Dimanche 24 avril 2005

J'aime bien mon boulot. Cela fait 34 ans que je suis sur une chaîne de travail qui fabrique des crèmes anales. Nos postes ont échappé à l'automatisation car les gestes à accomplir pour assembler le tube contenant ces crèmes sont très couteux à faire faire par des machines.

Moi par exemple, je m'occupe de replier les quatres bouts de plastique permettant au "col-en-dur" (partie superieure) du tube de se fixer. Je traîte 30 tubes à la minutes, soit 1 800 tubes par heure, 63 000 tubes par semaine, et plus de 2 500 000 tubes pas an... depuis trente-quatre ans.

Cette manipulation demande une certaine concentration. Il faut insérer son index (préalablement ganté) dans l'orifice du col et replier soigneusement les quatre morceaux de plastiques angulaires afin de permettre le renforcement de ce col. Il est à noter que la sensation de la crème sur le doigt est étonnament douce, même à travers le gant.

C'est grâce à notre cohésion d'équipe que l'ambiance de travail a toujours était très bonne.

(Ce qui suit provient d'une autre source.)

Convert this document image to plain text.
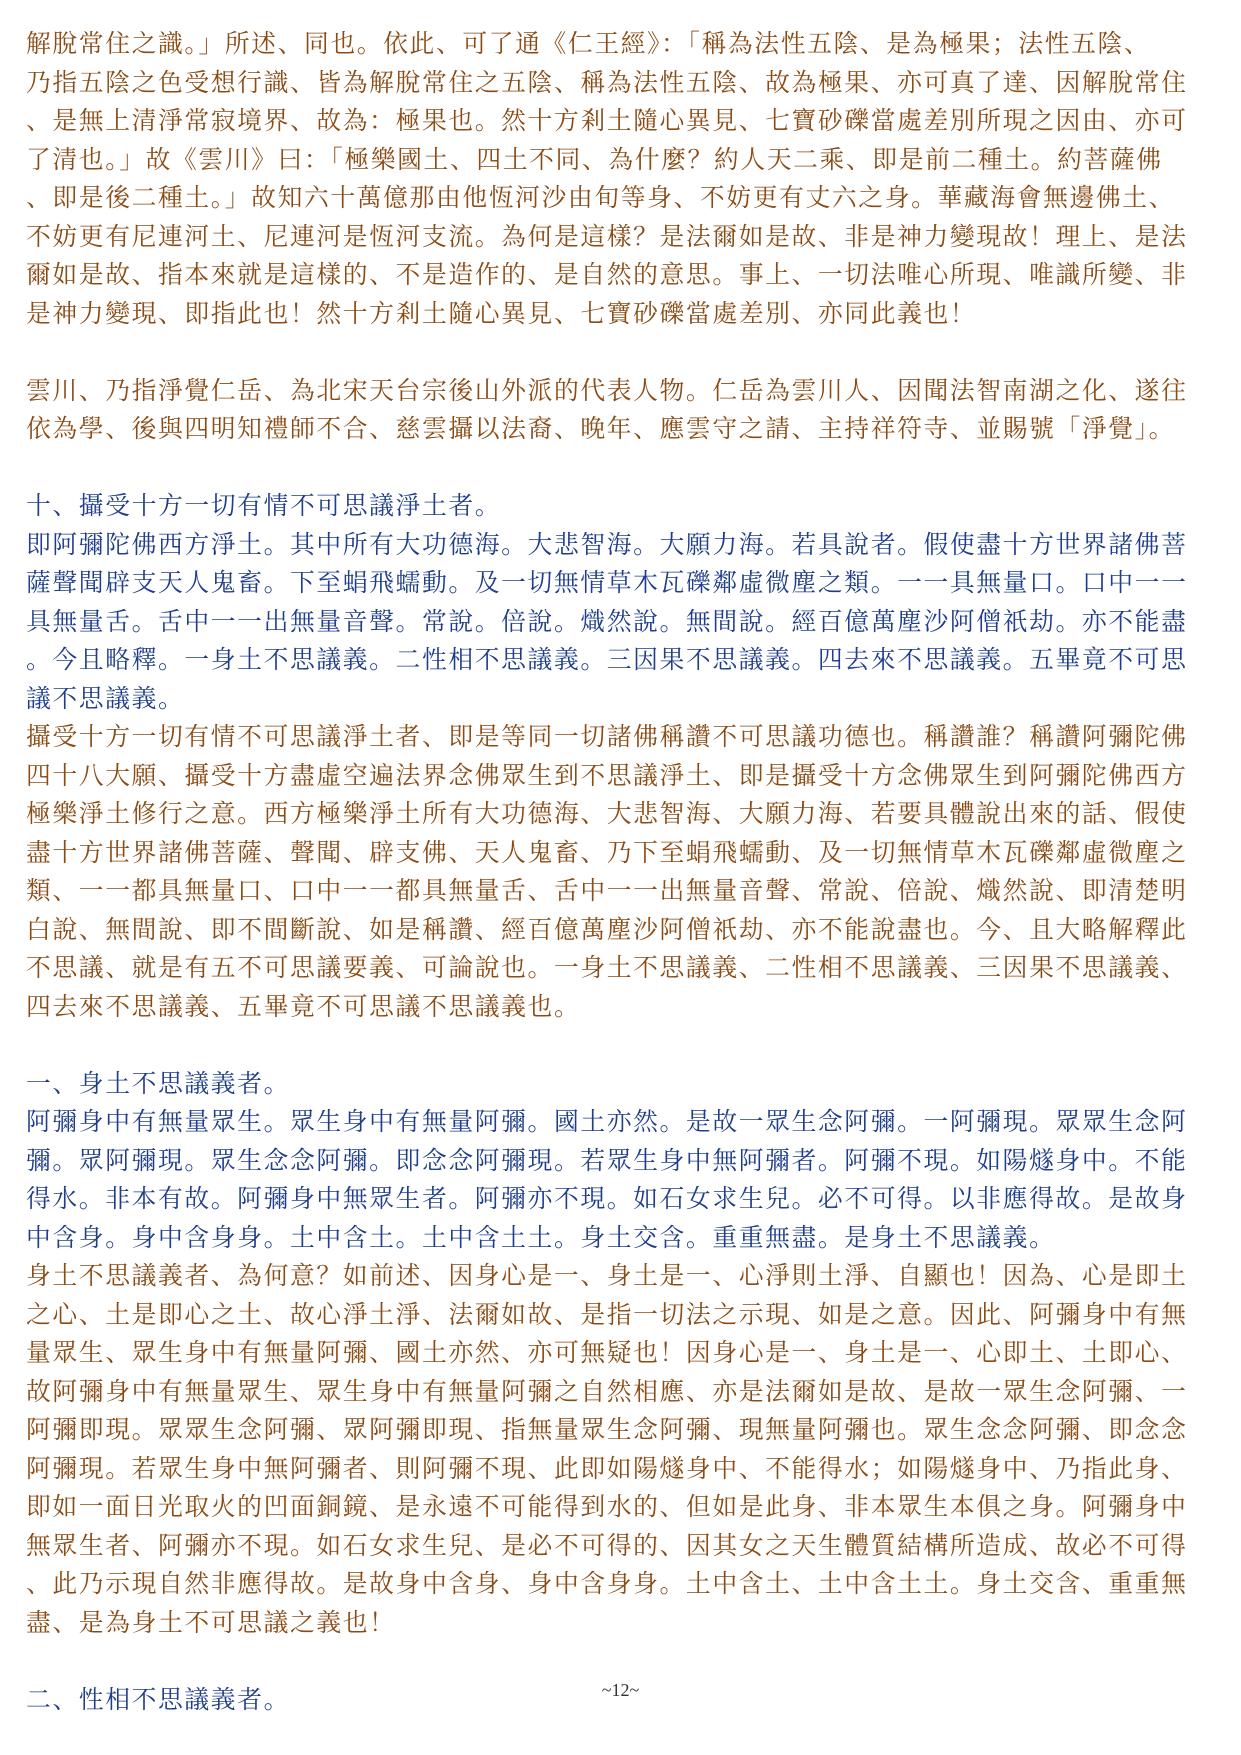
解脫常住之識。」所述、同也。依此、可了通《仁王經》：「稱為法性五陰、是為極果；法性五陰、
乃指五陰之色受想行識、皆為解脫常住之五陰、稱為法性五陰、故為極果、亦可真了達、因解脫常住
、是無上清淨常寂境界、故為：極果也。然十方剎土隨心異見、七寶砂礫當處差別所現之因由、亦可
了清也。」故《雲川》曰：「極樂國土、四土不同、為什麼？約人天二乘、即是前二種土。約菩薩佛
、即是後二種土。」故知六十萬億那由他恆河沙由旬等身、不妨更有丈六之身。華藏海會無邊佛土、
不妨更有尼連河土、尼連河是恆河支流。為何是這樣？是法爾如是故、非是神力變現故！理上、是法
爾如是故、指本來就是這樣的、不是造作的、是自然的意思。事上、一切法唯心所現、唯識所變、非
是神力變現、即指此也！然十方剎土隨心異見、七寶砂礫當處差別、亦同此義也！

雲川、乃指淨覺仁岳、為北宋天台宗後山外派的代表人物。仁岳為雲川人、因聞法智南湖之化、遂往
依為學、後與四明知禮師不合、慈雲攝以法裔、晚年、應雲守之請、主持祥符寺、並賜號「淨覺」。

十、攝受十方一切有情不可思議淨土者。

即阿彌陀佛西方淨土。其中所有大功德海。大悲智海。大願力海。若具說者。假使盡十方世界諸佛菩
薩聲聞辟支天人鬼畜。下至蜎飛蠕動。及一切無情草木瓦礫鄰虛微塵之類。一一具無量口。口中一一
具無量舌。舌中一一出無量音聲。常說。倍說。熾然說。無間說。經百億萬塵沙阿僧祇劫。亦不能盡
。今且略釋。一身土不思議義。二性相不思議義。三因果不思議義。四去來不思議義。五畢竟不可思
議不思議義。

攝受十方一切有情不可思議淨土者、即是等同一切諸佛稱讚不可思議功德也。稱讚誰？稱讚阿彌陀佛
四十八大願、攝受十方盡虛空遍法界念佛眾生到不思議淨土、即是攝受十方念佛眾生到阿彌陀佛西方
極樂淨土修行之意。西方極樂淨土所有大功德海、大悲智海、大願力海、若要具體說出來的話、假使
盡十方世界諸佛菩薩、聲聞、辟支佛、天人鬼畜、乃下至蜎飛蠕動、及一切無情草木瓦礫鄰虛微塵之
類、一一都具無量口、口中一一都具無量舌、舌中一一出無量音聲、常說、倍說、熾然說、即清楚明
白說、無間說、即不間斷說、如是稱讚、經百億萬塵沙阿僧祇劫、亦不能說盡也。今、且大略解釋此
不思議、就是有五不可思議要義、可論說也。一身土不思議義、二性相不思議義、三因果不思議義、
四去來不思議義、五畢竟不可思議不思議義也。

一、身土不思議義者。

阿彌身中有無量眾生。眾生身中有無量阿彌。國土亦然。是故一眾生念阿彌。一阿彌現。眾眾生念阿
彌。眾阿彌現。眾生念念阿彌。即念念阿彌現。若眾生身中無阿彌者。阿彌不現。如陽燧身中。不能
得水。非本有故。阿彌身中無眾生者。阿彌亦不現。如石女求生兒。必不可得。以非應得故。是故身
中含身。身中含身身。土中含土。土中含土土。身土交含。重重無盡。是身土不思議義。

身土不思議義者、為何意？如前述、因身心是一、身土是一、心淨則土淨、自顯也！因為、心是即土
之心、土是即心之土、故心淨土淨、法爾如故、是指一切法之示現、如是之意。因此、阿彌身中有無
量眾生、眾生身中有無量阿彌、國土亦然、亦可無疑也！因身心是一、身土是一、心即土、土即心、
故阿彌身中有無量眾生、眾生身中有無量阿彌之自然相應、亦是法爾如是故、是故一眾生念阿彌、一
阿彌即現。眾眾生念阿彌、眾阿彌即現、指無量眾生念阿彌、現無量阿彌也。眾生念念阿彌、即念念
阿彌現。若眾生身中無阿彌者、則阿彌不現、此即如陽燧身中、不能得水；如陽燧身中、乃指此身、
即如一面日光取火的凹面銅鏡、是永遠不可能得到水的、但如是此身、非本眾生本俱之身。阿彌身中
無眾生者、阿彌亦不現。如石女求生兒、是必不可得的、因其女之天生體質結構所造成、故必不可得
、此乃示現自然非應得故。是故身中含身、身中含身身。土中含土、土中含土土。身土交含、重重無
盡、是為身土不可思議之義也！

二、性相不思議義者。	~12~
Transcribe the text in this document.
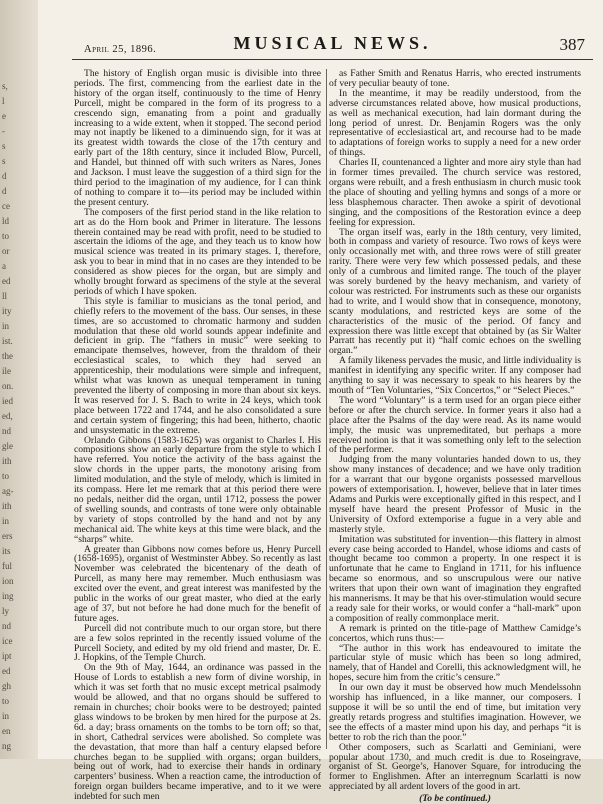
s,
l
e
-
s
s
d
d
ce
ld
to
or
a
ed
ll
ity
in
ist.
the
ile
on.
ied
ed,
nd
gle
ith
to
ag-
ith
in
ers
its
ful
ion
ing
ly
nd
ice
ipt
ed
gh
to
in
en
ng
April 25, 1896.	MUSICAL NEWS.	387

The history of English organ music is divisible into three periods. The first, commencing from the earliest date in the history of the organ itself, continuously to the time of Henry Purcell, might be compared in the form of its progress to a crescendo sign, emanating from a point and gradually increasing to a wide extent, when it stopped. The second period may not inaptly be likened to a diminuendo sign, for it was at its greatest width towards the close of the 17th century and early part of the 18th century, since it included Blow, Purcell, and Handel, but thinned off with such writers as Nares, Jones and Jackson. I must leave the suggestion of a third sign for the third period to the imagination of my audience, for I can think of nothing to compare it to—its period may be included within the present century.

The composers of the first period stand in the like relation to art as do the Horn book and Primer in literature. The lessons therein contained may be read with profit, need to be studied to ascertain the idioms of the age, and they teach us to know how musical science was treated in its primary stages. I, therefore, ask you to bear in mind that in no cases are they intended to be considered as show pieces for the organ, but are simply and wholly brought forward as specimens of the style at the several periods of which I have spoken.

This style is familiar to musicians as the tonal period, and chiefly refers to the movement of the bass. Our senses, in these times, are so accustomed to chromatic harmony and sudden modulation that these old world sounds appear indefinite and deficient in grip. The “fathers in music” were seeking to emancipate themselves, however, from the thraldom of their ecclesiastical scales, to which they had served an apprenticeship, their modulations were simple and infrequent, whilst what was known as unequal temperament in tuning prevented the liberty of composing in more than about six keys. It was reserved for J. S. Bach to write in 24 keys, which took place between 1722 and 1744, and he also consolidated a sure and certain system of fingering; this had been, hitherto, chaotic and unsystematic in the extreme.

Orlando Gibbons (1583-1625) was organist to Charles I. His compositions show an early departure from the style to which I have referred. You notice the activity of the bass against the slow chords in the upper parts, the monotony arising from limited modulation, and the style of melody, which is limited in its compass. Here let me remark that at this period there were no pedals, neither did the organ, until 1712, possess the power of swelling sounds, and contrasts of tone were only obtainable by variety of stops controlled by the hand and not by any mechanical aid. The white keys at this time were black, and the “sharps” white.

A greater than Gibbons now comes before us, Henry Purcell (1658-1695), organist of Westminster Abbey. So recently as last November was celebrated the bicentenary of the death of Purcell, as many here may remember. Much enthusiasm was excited over the event, and great interest was manifested by the public in the works of our great master, who died at the early age of 37, but not before he had done much for the benefit of future ages.

Purcell did not contribute much to our organ store, but there are a few solos reprinted in the recently issued volume of the Purcell Society, and edited by my old friend and master, Dr. E. J. Hopkins, of the Temple Church.

On the 9th of May, 1644, an ordinance was passed in the House of Lords to establish a new form of divine worship, in which it was set forth that no music except metrical psalmody would be allowed, and that no organs should be suffered to remain in churches; choir books were to be destroyed; painted glass windows to be broken by men hired for the purpose at 2s. 6d. a day; brass ornaments on the tombs to be torn off; so that, in short, Cathedral services were abolished. So complete was the devastation, that more than half a century elapsed before churches began to be supplied with organs; organ builders, being out of work, had to exercise their hands in ordinary carpenters’ business. When a reaction came, the introduction of foreign organ builders became imperative, and to it we were indebted for such men

as Father Smith and Renatus Harris, who erected instruments of very peculiar beauty of tone.

In the meantime, it may be readily understood, from the adverse circumstances related above, how musical productions, as well as mechanical execution, had lain dormant during the long period of unrest. Dr. Benjamin Rogers was the only representative of ecclesiastical art, and recourse had to be made to adaptations of foreign works to supply a need for a new order of things.

Charles II, countenanced a lighter and more airy style than had in former times prevailed. The church service was restored, organs were rebuilt, and a fresh enthusiasm in church music took the place of shouting and yelling hymns and songs of a more or less blasphemous character. Then awoke a spirit of devotional singing, and the compositions of the Restoration evince a deep feeling for expression.

The organ itself was, early in the 18th century, very limited, both in compass and variety of resource. Two rows of keys were only occasionally met with, and three rows were of still greater rarity. There were very few which possessed pedals, and these only of a cumbrous and limited range. The touch of the player was sorely burdened by the heavy mechanism, and variety of colour was restricted. For instruments such as these our organists had to write, and I would show that in consequence, monotony, scanty modulations, and restricted keys are some of the characteristics of the music of the period. Of fancy and expression there was little except that obtained by (as Sir Walter Parratt has recently put it) “half comic echoes on the swelling organ.”

A family likeness pervades the music, and little individuality is manifest in identifying any specific writer. If any composer had anything to say it was necessary to speak to his hearers by the mouth of “Ten Voluntaries, “Six Concertos,” or “Select Pieces.”

The word “Voluntary” is a term used for an organ piece either before or after the church service. In former years it also had a place after the Psalms of the day were read. As its name would imply, the music was unpremeditated, but perhaps a more received notion is that it was something only left to the selection of the performer.

Judging from the many voluntaries handed down to us, they show many instances of decadence; and we have only tradition for a warrant that our bygone organists possessed marvellous powers of extemporisation. I, however, believe that in later times Adams and Purkis were exceptionally gifted in this respect, and I myself have heard the present Professor of Music in the University of Oxford extemporise a fugue in a very able and masterly style.

Imitation was substituted for invention—this flattery in almost every case being accorded to Handel, whose idioms and casts of thought became too common a property. In one respect it is unfortunate that he came to England in 1711, for his influence became so enormous, and so unscrupulous were our native writers that upon their own want of imagination they engrafted his mannerisms. It may be that his over-stimulation would secure a ready sale for their works, or would confer a “hall-mark” upon a composition of really commonplace merit.

A remark is printed on the title-page of Matthew Camidge’s concertos, which runs thus:—

“The author in this work has endeavoured to imitate the particular style of music which has been so long admired, namely, that of Handel and Corelli, this acknowledgment will, he hopes, secure him from the critic’s censure.”

In our own day it must be observed how much Mendelssohn worship has influenced, in a like manner, our composers. I suppose it will be so until the end of time, but imitation very greatly retards progress and stultifies imagination. However, we see the effects of a master mind upon his day, and perhaps “it is better to rob the rich than the poor.”

Other composers, such as Scarlatti and Geminiani, were popular about 1730, and much credit is due to Roseingrave, organist of St. George’s, Hanover Square, for introducing the former to Englishmen. After an interregnum Scarlatti is now appreciated by all ardent lovers of the good in art.

(To be continued.)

Mais depuis janvier dernier, rien ne va plus. La Direction a donné des directives à nos managers pour accélerer les cadences, nos journées de 7h00 se sont transformées en journées de 11 voire 13 heures sans que personne ne nous explique rien. A croire que l'irritation anale était devenue le nouveau fléau moderne.

Il était 22H avant-hier lorsqu'un étrange évènement se passa. Nous n'étions plus que trois sur la châine. La climatisation était en panne et, compte tenu des machines  à ébullition, la température était monté à 40 degrés. Mes yeux me piquaient, la transpiration coulait le long de ma tempe, je savais que j'étais au bout de mes forces car mes doigts tremblaient à force de répéter les mêmes gestes depuis 14 heures... Prise du tube, insertion de l'index, repli des quatres bouts de plastique, vissage du bouchon... Prise du tube, insertion de l'index, repli des quatres bouts de plastique, vissage du bouchon...Prise du tube, insertion de l'index, repli des quatres bouts de plastique, vissage du bouchon... etc... Je pris alors un nouveau tube qui me parut plus lourd, j'insérai mon doigt, je découvris que les trois quarts de mon doigt se bloquèrent dans l'objet... Pas moyen de se dégager... Et même pire, le tube devint rapidement beaucoup plus gros et  commença à avaler doucement ma main. Je criai. Mes voisins ne me voyaient pas. Mon bras entier fut pris au piège, la crème jouait un rôle de lubrificateur et la progression du tube glouton était terrifiante. L'épaule puis le cou furent bientôt pris au piège. Allai-je mourir étouffé par une crème anale ? Quel triste destin pour un père de deux enfants... Ma tête et mon torse furent alors violemment aspirés à leur tour...

...Et, je ne sais pas comment ni pourquoi, je me mis à tomber dans le vide pendant quelques secondes, ayant juste le temps d'admirer cet étrange ciel noir aux étoiles roses avec le nom de la crème cintillant en énorme : ANADOL !

Je suis ensuite tombé dans une mer à la consistance un peu plus visqueuse que de l'eau et à l'odeur parfumée a la pomme... Je nageai dans la crème qui m'avait nourri pendant 34 ans ! Chaude, douce, apaisante... Un vrai plaisir... Une sensation de sommeil m'envahit soudain. Je m'endormis. Jusqu'à sentir une violente claque sur ma joue. Je découvris mon manager qui tentait de me reveiller. L'odeur puante des vestiaires me rappeler que j'avais malheureusement retrouver le chemin de mon usine.